Sodann zieht das Unglück auch bei dem Vogt ein: Sein Vieh stirbt, Menschen werden krank, seine Frau ereilt der Tod. Man braucht einen Sündenbock, und da kommt Abelke Bleken gerade recht. Schließlich hat sie ihm alles Schlechte gewünscht und Grund, ihm zu zürnen, sich an ihm zu rächen. Sie wird als Hexe verhaftet und peinlich befragt, das heißt: gefoltert. „Die soziale Situation, in der Abelke lebte, war geprägt von der Bedrohung ihrer Lebensgrundlage durch die Natur und von den Konflikten mit den Mächtigen im Ort“, ordnet Rogge ein.

„Das Motiv der Rache schien in ihrem Fall nur allzu plausibel.“ Wie die Historikerin schreibt, gesteht Abelke, „dass sie sich zusammen mit ihrer Nachbarin Gesche Schwormstedt am Ratsherrn Huge rächen wollte und dass sie mit einem Stab in aller Teufel Namen Löcher in den Boden gestochen habe – so viele Löcher wie Ochsen, deren Tod Johann Huge später zu beklagen hatte“. Weiter gesteht sie, Huges Kälber mit Rattengift getötet zu haben. Außerdem habe sie, wie Rogge berichtet, einen „Wollgürtel genommen, in aller Teufel Namen Knoten in die beiden Enden geschlagen und Haare des Vogts und Fingernägel der Vögtin hineingebunden.

Pakt mit dem Satan

Der Gürtel sei von ihr in den Pferdestall gelegt worden, ‚damit der Vogt in Krankheit bleiben sollte‘ – bis der Gürtel gefunden und die Knoten gelöst seien“. Der Vögtin habe sie „eine Suppe aus Kohl und Warmbier gegeben, versehen mit dem Hirn einer Katze, die sie in des Vogtes Haus in aller Teufel Namen totgeschlagen habe. Die Vögtin sei am dritten Tag krank geworden und bald danach gestorben.“ Mit dem Teufel, so gesteht die gepeinigte Frau unter den Schmerzen der Folter, habe sie einen Pakt geschlossen, sich dem Satan ergeben und auch Geschlechtsverkehr mit ihm gehabt.
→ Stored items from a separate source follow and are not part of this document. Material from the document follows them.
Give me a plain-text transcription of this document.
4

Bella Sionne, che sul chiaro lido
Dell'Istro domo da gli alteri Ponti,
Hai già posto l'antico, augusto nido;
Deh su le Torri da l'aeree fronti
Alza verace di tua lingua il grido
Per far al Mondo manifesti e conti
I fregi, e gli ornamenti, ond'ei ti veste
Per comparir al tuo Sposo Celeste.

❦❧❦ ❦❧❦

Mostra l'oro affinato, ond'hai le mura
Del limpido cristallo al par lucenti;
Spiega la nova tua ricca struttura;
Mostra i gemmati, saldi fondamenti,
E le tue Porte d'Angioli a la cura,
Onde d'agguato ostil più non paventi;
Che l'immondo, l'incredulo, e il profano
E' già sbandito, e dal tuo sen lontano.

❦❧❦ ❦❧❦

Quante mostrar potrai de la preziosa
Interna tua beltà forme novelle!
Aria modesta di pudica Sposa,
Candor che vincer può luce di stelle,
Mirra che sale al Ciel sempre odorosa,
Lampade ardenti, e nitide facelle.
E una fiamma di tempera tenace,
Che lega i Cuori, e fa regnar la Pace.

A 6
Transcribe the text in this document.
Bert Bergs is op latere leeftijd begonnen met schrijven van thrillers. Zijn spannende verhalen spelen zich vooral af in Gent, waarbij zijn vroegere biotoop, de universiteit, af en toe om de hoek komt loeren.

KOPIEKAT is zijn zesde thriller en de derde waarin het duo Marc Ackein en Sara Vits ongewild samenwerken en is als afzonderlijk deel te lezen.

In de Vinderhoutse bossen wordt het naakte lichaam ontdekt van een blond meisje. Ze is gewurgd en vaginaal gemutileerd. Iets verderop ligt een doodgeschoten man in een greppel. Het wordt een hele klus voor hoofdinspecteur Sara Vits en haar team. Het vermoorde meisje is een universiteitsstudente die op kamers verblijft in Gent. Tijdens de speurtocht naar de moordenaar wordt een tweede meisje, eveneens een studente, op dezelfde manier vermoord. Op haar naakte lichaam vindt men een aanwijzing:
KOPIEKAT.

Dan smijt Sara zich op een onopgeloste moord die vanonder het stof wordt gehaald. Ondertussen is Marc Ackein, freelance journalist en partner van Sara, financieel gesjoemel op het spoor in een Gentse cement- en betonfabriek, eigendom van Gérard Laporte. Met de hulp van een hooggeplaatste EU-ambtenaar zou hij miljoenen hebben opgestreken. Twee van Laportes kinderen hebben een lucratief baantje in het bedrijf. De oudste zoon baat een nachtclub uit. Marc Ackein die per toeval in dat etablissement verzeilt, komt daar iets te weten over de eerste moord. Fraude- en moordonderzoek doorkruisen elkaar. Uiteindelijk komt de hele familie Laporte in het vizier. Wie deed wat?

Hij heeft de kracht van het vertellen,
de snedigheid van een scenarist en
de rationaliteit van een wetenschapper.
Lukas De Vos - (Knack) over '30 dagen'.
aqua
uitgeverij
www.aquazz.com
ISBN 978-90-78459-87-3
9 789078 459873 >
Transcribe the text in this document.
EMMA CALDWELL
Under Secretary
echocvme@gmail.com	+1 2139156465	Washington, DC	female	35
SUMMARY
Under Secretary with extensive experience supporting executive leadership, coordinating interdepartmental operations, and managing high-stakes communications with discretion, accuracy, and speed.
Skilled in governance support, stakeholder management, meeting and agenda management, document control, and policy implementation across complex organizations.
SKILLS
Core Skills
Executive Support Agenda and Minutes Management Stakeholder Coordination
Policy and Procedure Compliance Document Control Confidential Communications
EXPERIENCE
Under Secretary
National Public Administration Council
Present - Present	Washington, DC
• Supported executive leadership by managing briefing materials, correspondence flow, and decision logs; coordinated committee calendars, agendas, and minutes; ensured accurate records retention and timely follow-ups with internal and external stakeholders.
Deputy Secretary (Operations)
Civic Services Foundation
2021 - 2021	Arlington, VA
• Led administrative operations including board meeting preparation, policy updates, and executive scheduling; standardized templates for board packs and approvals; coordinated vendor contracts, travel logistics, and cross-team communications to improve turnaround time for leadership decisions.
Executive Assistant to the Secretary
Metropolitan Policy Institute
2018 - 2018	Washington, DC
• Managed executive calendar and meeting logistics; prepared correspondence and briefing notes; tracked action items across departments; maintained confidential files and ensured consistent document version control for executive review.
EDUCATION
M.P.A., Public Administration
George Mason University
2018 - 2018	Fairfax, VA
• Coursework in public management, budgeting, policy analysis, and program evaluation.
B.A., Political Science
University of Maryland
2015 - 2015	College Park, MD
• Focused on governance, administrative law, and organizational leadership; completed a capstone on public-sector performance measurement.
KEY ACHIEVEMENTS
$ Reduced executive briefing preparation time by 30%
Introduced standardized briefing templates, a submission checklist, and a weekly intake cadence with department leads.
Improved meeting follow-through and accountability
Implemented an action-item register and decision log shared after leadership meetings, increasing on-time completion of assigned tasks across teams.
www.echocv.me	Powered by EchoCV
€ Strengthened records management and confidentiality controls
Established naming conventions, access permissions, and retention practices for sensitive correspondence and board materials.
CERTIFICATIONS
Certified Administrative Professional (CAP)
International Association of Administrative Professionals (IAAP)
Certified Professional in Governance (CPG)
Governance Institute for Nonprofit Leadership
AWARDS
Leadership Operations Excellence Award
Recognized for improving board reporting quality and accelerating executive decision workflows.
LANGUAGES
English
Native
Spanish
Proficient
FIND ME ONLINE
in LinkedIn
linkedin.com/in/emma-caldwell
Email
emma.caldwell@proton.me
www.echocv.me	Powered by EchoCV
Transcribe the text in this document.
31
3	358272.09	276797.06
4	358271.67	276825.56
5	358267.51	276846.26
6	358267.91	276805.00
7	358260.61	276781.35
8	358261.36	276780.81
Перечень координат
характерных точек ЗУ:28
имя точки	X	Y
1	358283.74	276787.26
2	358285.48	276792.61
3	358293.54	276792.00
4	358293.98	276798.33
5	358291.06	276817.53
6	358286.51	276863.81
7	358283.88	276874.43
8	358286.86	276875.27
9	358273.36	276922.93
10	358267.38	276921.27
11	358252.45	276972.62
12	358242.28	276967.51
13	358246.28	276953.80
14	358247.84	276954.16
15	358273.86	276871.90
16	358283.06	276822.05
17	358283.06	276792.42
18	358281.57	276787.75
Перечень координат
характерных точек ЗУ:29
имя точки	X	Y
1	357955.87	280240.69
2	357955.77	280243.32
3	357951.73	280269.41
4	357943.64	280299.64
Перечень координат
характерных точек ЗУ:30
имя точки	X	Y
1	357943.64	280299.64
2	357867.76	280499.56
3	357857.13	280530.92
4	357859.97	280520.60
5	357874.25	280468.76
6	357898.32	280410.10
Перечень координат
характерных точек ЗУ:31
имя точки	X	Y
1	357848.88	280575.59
Eva-Maria Bast: „Hamburger frauen – Historische Lebensbilder aus der Stadt an der Elbe
Eva-Maria Bast: „Hamburger frauen – Historische Lebensbilder aus der Stadt an der Elbe" © Hamburger Abendblatt | Hamburger Abendblatt

Der Fall der armen Abelke Bleken ist kein Einzelfall: In den Jahren 1444 bis 1642 werden in Hamburg mindestens 40 Frauen und einige Männer wegen Hexerei verurteilt. Seit 1270 habe der „Schadenszauber“ im hamburgischen Stadtrecht unter Strafe gestanden, berichtet Roswitha Rogge. „Der Teufelspakt wurde in der Neufassung von 1605 explizit erwähnt.“ Sie ergänzt: „Mit der Frühaufklärung endeten die Hexenprozesse; die sogenannten Tränke-Köchinnen und Wahrsagerinnen galten nun nicht mehr als reale Bedrohung, sondern als Betrügerinnen.“ Allein: Für Abelke kam diese Novellierung zu spät.

Seit 2015 ist der Abelke-Bleken-Ring in Ochsenwerder nach ihr benannt. Auf dem Ohlsdorfer Friedhof erinnert ein Gedenkstein an alle Frauen, die in Hamburg Opfer der frühneuzeitlichen Hexenverfolgung wurden.